Today is World Prematurity Day and Groote Schuur Hospital has lots to celebrate.
After many years, its crowded neonatal unit is finally being expanded.
Nurses breathed a sigh of relief on Wednesday when it was announced that the ward will be expanded from having one quarter of a floor in the maternity unit to the entire floor.
One of the patients who received care in the neonatal unit was three-year-old Nawaal Geldenhys from Atlantis who was born prematurely and weighed just 760 grams at birth.
The girl fought for 91 days in hospital where she underwent surgery thrice when she developed necrotizing enterocolitis —an often fatal disease affecting premature babies.
Doctors say part of her intestine had become gangrenous from the disease, which meant that Nawaal had to be rushed to the Red Cross Children’s Hospital to undergo surgery.

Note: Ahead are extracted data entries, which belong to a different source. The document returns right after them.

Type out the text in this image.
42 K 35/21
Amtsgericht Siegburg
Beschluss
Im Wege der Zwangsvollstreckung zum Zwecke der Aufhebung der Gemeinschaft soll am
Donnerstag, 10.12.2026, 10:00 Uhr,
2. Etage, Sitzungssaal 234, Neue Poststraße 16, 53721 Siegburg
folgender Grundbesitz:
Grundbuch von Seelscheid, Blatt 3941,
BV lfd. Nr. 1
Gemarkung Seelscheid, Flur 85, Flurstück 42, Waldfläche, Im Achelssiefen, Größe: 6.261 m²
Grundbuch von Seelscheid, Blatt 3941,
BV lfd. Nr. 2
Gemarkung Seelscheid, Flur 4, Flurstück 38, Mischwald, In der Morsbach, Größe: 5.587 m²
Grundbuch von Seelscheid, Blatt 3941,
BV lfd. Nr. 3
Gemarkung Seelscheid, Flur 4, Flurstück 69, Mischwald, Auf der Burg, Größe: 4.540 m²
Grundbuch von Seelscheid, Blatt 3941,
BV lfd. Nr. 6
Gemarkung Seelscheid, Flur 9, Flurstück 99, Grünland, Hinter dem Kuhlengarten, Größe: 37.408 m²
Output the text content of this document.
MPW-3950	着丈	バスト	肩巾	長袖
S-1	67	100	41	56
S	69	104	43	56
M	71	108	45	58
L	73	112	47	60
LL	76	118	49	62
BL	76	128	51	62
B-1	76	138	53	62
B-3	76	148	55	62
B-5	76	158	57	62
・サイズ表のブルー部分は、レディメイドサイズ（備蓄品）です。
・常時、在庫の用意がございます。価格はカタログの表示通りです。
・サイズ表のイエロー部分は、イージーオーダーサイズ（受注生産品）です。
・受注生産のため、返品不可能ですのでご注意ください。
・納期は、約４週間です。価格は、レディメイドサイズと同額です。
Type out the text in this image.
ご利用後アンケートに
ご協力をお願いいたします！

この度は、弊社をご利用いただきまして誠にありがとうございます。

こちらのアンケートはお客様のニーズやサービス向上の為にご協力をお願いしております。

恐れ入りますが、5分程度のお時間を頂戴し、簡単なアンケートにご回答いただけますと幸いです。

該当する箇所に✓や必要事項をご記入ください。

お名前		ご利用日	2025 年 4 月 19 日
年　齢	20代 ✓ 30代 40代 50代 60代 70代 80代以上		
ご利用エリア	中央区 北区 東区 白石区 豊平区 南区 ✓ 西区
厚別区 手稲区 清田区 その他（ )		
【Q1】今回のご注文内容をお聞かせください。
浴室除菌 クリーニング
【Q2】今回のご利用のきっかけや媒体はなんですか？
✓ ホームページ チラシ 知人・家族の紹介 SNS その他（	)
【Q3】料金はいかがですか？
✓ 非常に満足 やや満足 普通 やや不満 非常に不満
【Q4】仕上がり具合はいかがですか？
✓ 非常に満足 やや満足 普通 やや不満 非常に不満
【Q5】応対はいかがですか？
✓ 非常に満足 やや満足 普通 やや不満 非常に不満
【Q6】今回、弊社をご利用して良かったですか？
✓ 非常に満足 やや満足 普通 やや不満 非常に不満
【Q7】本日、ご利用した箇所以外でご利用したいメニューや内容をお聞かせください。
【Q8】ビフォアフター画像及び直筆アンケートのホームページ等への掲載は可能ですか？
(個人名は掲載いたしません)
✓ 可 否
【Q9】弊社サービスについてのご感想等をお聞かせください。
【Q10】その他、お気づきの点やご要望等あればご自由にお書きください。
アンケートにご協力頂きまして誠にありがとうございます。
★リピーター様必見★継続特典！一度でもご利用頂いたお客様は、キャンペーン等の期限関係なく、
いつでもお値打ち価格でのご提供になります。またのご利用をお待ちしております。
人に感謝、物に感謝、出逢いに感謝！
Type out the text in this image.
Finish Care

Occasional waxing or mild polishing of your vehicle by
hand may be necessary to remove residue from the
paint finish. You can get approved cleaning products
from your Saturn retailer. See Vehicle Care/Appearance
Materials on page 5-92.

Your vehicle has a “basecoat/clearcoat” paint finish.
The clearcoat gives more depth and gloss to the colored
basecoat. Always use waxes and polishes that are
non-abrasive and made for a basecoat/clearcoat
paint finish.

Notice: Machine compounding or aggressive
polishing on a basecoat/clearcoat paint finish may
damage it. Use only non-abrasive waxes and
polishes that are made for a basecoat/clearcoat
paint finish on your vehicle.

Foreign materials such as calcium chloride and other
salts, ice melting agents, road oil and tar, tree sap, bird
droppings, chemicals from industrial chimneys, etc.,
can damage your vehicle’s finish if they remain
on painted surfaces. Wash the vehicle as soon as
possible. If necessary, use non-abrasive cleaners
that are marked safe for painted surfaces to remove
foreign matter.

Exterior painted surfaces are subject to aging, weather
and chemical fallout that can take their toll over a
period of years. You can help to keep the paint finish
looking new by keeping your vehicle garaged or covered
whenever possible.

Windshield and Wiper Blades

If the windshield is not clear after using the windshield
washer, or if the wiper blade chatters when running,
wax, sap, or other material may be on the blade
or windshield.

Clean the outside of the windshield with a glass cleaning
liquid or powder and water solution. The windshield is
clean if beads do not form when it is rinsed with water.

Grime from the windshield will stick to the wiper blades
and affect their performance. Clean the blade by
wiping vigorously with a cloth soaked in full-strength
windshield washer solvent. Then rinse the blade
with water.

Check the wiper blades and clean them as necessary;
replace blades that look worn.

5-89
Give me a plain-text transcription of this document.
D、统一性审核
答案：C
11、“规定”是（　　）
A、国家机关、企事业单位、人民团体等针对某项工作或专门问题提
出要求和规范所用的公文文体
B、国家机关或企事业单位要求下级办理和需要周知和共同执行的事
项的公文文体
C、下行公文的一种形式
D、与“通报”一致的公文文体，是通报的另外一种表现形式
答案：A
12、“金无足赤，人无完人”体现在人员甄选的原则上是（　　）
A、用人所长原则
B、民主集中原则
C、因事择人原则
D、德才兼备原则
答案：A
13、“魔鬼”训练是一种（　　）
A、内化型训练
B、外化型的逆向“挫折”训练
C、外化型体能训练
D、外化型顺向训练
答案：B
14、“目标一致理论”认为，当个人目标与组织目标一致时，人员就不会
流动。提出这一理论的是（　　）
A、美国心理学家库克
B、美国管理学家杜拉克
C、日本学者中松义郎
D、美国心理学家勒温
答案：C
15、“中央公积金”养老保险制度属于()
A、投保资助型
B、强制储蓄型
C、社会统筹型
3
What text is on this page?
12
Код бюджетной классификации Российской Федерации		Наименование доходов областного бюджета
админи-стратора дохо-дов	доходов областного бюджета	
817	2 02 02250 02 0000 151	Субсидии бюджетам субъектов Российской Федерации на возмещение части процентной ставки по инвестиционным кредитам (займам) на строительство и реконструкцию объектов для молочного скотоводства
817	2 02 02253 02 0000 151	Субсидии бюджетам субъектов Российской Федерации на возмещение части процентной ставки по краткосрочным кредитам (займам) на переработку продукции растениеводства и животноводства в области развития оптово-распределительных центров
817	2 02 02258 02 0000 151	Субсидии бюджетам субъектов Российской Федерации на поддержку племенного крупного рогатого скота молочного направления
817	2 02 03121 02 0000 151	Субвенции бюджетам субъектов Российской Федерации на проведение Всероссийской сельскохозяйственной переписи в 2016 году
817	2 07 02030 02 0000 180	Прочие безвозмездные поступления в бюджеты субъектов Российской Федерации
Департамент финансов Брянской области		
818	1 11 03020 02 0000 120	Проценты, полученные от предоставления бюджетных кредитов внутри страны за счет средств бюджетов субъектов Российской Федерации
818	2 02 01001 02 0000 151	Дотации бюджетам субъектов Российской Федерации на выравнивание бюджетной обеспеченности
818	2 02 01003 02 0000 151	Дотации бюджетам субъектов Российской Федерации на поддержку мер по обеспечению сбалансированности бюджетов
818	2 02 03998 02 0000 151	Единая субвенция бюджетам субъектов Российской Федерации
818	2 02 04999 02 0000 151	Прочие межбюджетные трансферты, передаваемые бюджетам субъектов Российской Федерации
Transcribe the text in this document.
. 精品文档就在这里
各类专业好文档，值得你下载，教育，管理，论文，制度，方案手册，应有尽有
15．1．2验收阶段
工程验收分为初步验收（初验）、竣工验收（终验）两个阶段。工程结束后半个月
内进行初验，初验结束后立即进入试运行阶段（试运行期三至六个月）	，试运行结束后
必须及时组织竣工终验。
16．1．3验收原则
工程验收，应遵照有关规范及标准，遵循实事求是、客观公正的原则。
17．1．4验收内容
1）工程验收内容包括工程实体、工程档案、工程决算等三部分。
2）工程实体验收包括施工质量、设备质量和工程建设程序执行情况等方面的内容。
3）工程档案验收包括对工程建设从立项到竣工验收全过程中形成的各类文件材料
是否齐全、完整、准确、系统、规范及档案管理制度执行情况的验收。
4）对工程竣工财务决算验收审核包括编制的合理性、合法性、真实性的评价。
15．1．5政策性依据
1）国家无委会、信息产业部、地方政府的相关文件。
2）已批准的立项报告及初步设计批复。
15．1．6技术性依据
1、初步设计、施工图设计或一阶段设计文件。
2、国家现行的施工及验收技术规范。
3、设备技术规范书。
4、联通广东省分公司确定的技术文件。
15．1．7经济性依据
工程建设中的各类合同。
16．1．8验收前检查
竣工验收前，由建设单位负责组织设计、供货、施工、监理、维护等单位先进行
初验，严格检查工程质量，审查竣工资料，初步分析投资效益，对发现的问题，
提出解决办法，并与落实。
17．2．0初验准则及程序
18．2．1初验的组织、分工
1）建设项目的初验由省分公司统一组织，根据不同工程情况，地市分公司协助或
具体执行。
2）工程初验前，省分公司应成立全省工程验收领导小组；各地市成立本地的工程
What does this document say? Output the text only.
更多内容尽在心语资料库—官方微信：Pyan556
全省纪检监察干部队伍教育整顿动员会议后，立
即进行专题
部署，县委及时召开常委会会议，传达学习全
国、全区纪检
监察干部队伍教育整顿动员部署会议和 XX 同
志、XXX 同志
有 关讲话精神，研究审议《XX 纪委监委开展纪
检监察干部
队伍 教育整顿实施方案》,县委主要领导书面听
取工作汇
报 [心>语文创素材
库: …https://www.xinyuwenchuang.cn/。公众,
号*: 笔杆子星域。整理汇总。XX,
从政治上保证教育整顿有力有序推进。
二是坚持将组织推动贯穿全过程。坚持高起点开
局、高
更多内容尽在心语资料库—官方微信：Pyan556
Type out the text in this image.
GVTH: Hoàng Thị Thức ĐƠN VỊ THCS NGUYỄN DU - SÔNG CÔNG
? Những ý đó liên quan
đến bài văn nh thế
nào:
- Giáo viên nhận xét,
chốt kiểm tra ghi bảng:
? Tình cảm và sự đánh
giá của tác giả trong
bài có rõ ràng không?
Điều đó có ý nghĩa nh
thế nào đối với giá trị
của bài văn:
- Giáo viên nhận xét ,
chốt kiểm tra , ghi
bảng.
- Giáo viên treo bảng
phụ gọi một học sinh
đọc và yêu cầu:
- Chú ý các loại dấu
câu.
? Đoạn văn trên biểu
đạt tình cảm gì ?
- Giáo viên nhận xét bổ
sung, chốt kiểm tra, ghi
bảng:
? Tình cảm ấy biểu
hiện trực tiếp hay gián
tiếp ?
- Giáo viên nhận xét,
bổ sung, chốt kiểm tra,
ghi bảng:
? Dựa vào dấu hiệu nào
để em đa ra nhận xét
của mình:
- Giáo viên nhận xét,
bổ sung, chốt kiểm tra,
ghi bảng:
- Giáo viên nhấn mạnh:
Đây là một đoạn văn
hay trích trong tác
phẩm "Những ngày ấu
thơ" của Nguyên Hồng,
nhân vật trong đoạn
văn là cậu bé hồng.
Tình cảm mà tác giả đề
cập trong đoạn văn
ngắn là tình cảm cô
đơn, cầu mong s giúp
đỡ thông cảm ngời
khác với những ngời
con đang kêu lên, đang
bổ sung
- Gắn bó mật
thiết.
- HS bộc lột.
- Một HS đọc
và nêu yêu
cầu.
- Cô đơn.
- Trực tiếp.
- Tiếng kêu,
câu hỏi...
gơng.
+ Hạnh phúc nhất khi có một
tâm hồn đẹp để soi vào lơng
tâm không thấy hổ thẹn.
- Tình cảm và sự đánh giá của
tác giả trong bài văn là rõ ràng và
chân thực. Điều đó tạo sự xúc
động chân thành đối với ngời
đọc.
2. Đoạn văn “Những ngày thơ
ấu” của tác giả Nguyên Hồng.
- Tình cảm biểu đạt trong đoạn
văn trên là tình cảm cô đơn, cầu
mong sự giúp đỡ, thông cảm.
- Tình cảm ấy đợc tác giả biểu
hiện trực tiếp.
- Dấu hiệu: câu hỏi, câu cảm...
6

Her mother Charlotte Geldenhys, 48, says she is happy her child was given a fighting chance to survive.
“I believe that every premature baby needs a safe place to stay if they can’t be in the womb anymore, this is very good because now more babies can be saved,” she said of the bigger unit.
The unit was built during the early 70s, but has not kept up with 21st century technological developments and equipment, and ran out of space.
Hospital spokesperson Alaric Jacobs says: “Housing 75 neonatal beds, the unit is overcrowded and has only one quarter of the amount of space it should have for the number of patients cared for.”